Lo que está ocurriendo en Gaza no es una guerra. Es un genocidio. Una matanza consentida y legitimada ante los ojos de un mundo que prefiere mirar hacia otro lado. No se trata de un conflicto entre dos ejércitos ni de un enfrentamiento de igual a igual. Es, más bien, una operación sistemática de exterminio, una limpieza étnica ejecutada a sangre y fuego, que busca arrasar una tierra y borrar a su gente, su memoria y su futuro.

Quienes justifican esta barbarie parapetados tras argumentarios prefabricados y relatos interesados, se convierten en cómplices necesarios de la masacre. Porque la violencia no solo la ejerce quien aprieta el gatillo o lanza un misil. También la perpetúan quienes legitiman, minimizan o relativizan su horror.

No hay excusa moral, política o religiosa que justifique la matanza de civiles, la destrucción de hospitales, de escuelas, de viviendas, de refugios. No hay relato que pueda edulcorar la muerte de niños, de mujeres, de ancianos, de familias enteras sepultadas bajo los escombros.

Lo que sucede en Gaza no terminará ahí. La ambición de quien destruye no conoce límites si no se le detiene. Y Cisjordania ya espera su turno, porque la impunidad de hoy allana el camino para la tragedia de mañana.

Por eso, aunque pueda parecer poco, algo sí podemos —y debemos— hacer. Tener la conciencia clara y firme de lo que está pasando. No permitir que la indiferencia sea también nuestra forma de violencia. Denunciarlo allí donde se justifique. Señalar al miserable que, en nombre de una supuesta seguridad o de una falsa justicia, aplaude o silencia esta barbarie.
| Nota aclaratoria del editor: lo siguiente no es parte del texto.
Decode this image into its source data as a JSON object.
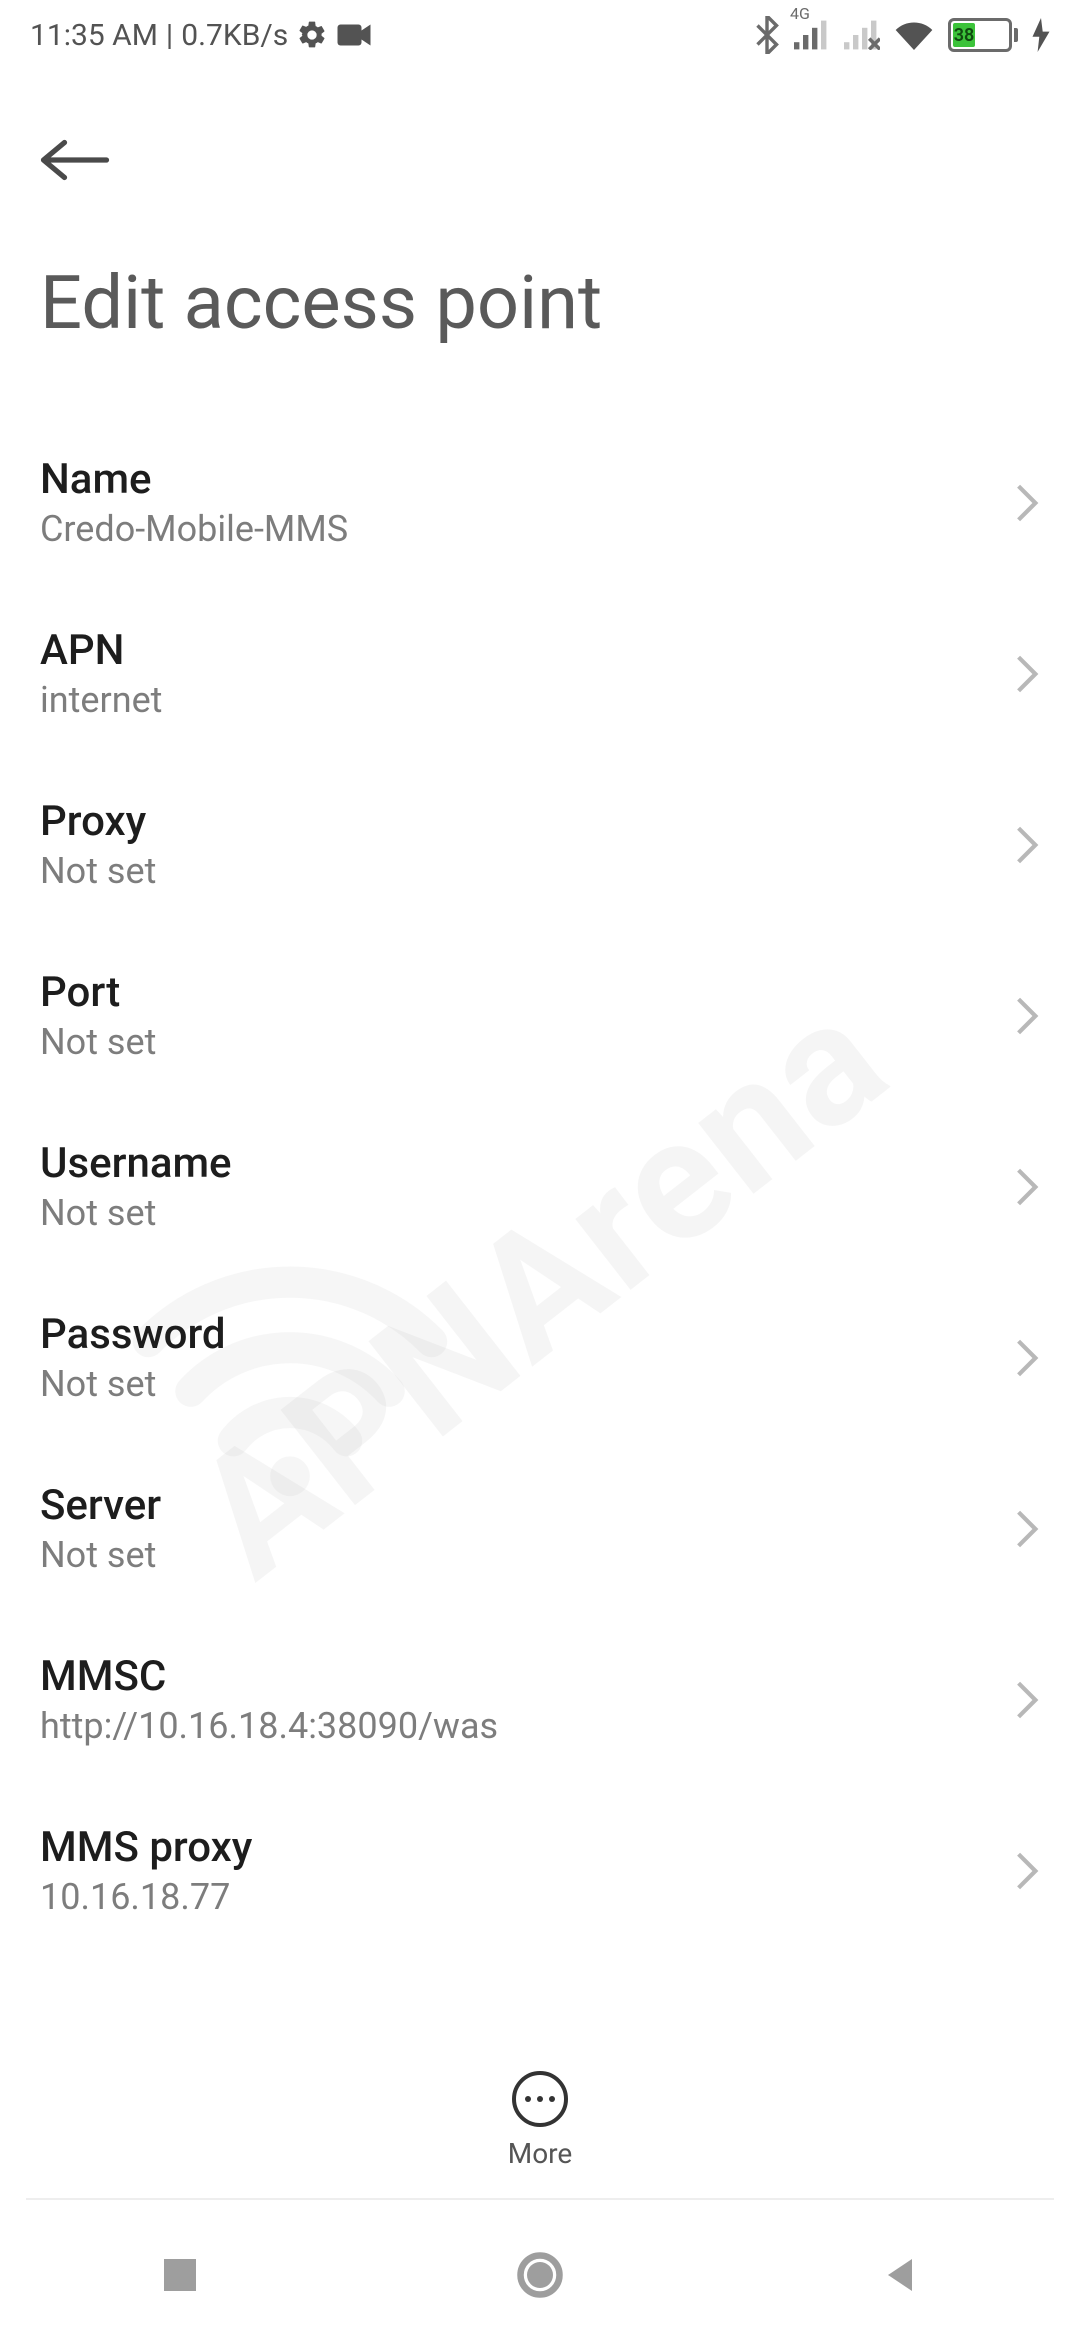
{
  "statusbar": {
    "time": "11:35 AM",
    "speed": "0.7KB/s",
    "network_tag": "4G",
    "battery_text": "38"
  },
  "header": {
    "title": "Edit access point"
  },
  "rows": [
    {
      "label": "Name",
      "value": "Credo-Mobile-MMS"
    },
    {
      "label": "APN",
      "value": "internet"
    },
    {
      "label": "Proxy",
      "value": "Not set"
    },
    {
      "label": "Port",
      "value": "Not set"
    },
    {
      "label": "Username",
      "value": "Not set"
    },
    {
      "label": "Password",
      "value": "Not set"
    },
    {
      "label": "Server",
      "value": "Not set"
    },
    {
      "label": "MMSC",
      "value": "http://10.16.18.4:38090/was"
    },
    {
      "label": "MMS proxy",
      "value": "10.16.18.77"
    }
  ],
  "bottom": {
    "more_label": "More"
  },
  "watermark": {
    "text": "APNArena"
  }
}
Porque el silencio, en este caso, también mata.



Gaza

     




Esta publicación tendrá muy escaso recorrido. Lo sé de antemano. Y no lo tendrá porque se da por asumido lo que en ella voy a decir, porque lo dicho ha dejado de interesar al personal o porque a los dueños de este invento no les conviene divulgar algo que va en contra de los intereses de lo más poderosos. Vete a saber. Voy a ello.

Lo que está ocurriendo en Gaza se escapa a los límites de la comprensión de una mente que se considere humana .No hay causa, pretexto ni relato bastardo que justifique el exterminio metódico y cobarde de una población civil. Ningún dolor antiguo, por legítimo que fuera, otorga derecho al verdugo a sembrar de cadáveres de niños, mujeres y ancianos un rincón cercado del mundo. Ampararse en la memoria del horror para perpetrar otro aún más obsceno es de una vileza histórica que marcará a quienes lo consienten y lo financian.

Hemos cruzado todas las líneas. Gaza no es ya una herida abierta: es una fosa a cielo abierto, un campo de tiro de 45 kilómetros cuadrados en el que una población exhausta huye de las bombas para morir bajo otros escombros. Y lo peor no es solo la masacre: es el silencio del mundo, la tibieza de quienes deberían ponerle nombre y freno, el hedor a complicidad que emana de los despachos y los platós.

La palabra "indignación" es hoy una mueca hipócrita. Sirve para apaciguar conciencias de saldo mientras los cazas vuelan y los niños mueren deshidratados bajo el polvo. El negocio de la muerte sigue funcionando, y los mismos de siempre pasan la factura.

Y sí, esta publicación apenas llegará a nadie. Porque los algoritmos la esconderán, porque hemos normalizado el espanto, porque a fuerza de mirar hacia otro lado nos hemos vuelto insensibles a la barbarie. Pero que quede aquí escrito. Que no se diga mañana que no sabíamos, que no escuchamos, que no vimos.

Que al menos no nos quede la vergüenza de haber callado como cobardes.

Sin más, porque con esto ya es bastante, que tengan un buen día en esta parte, aun plácida, del mundo. Soy con ustedes.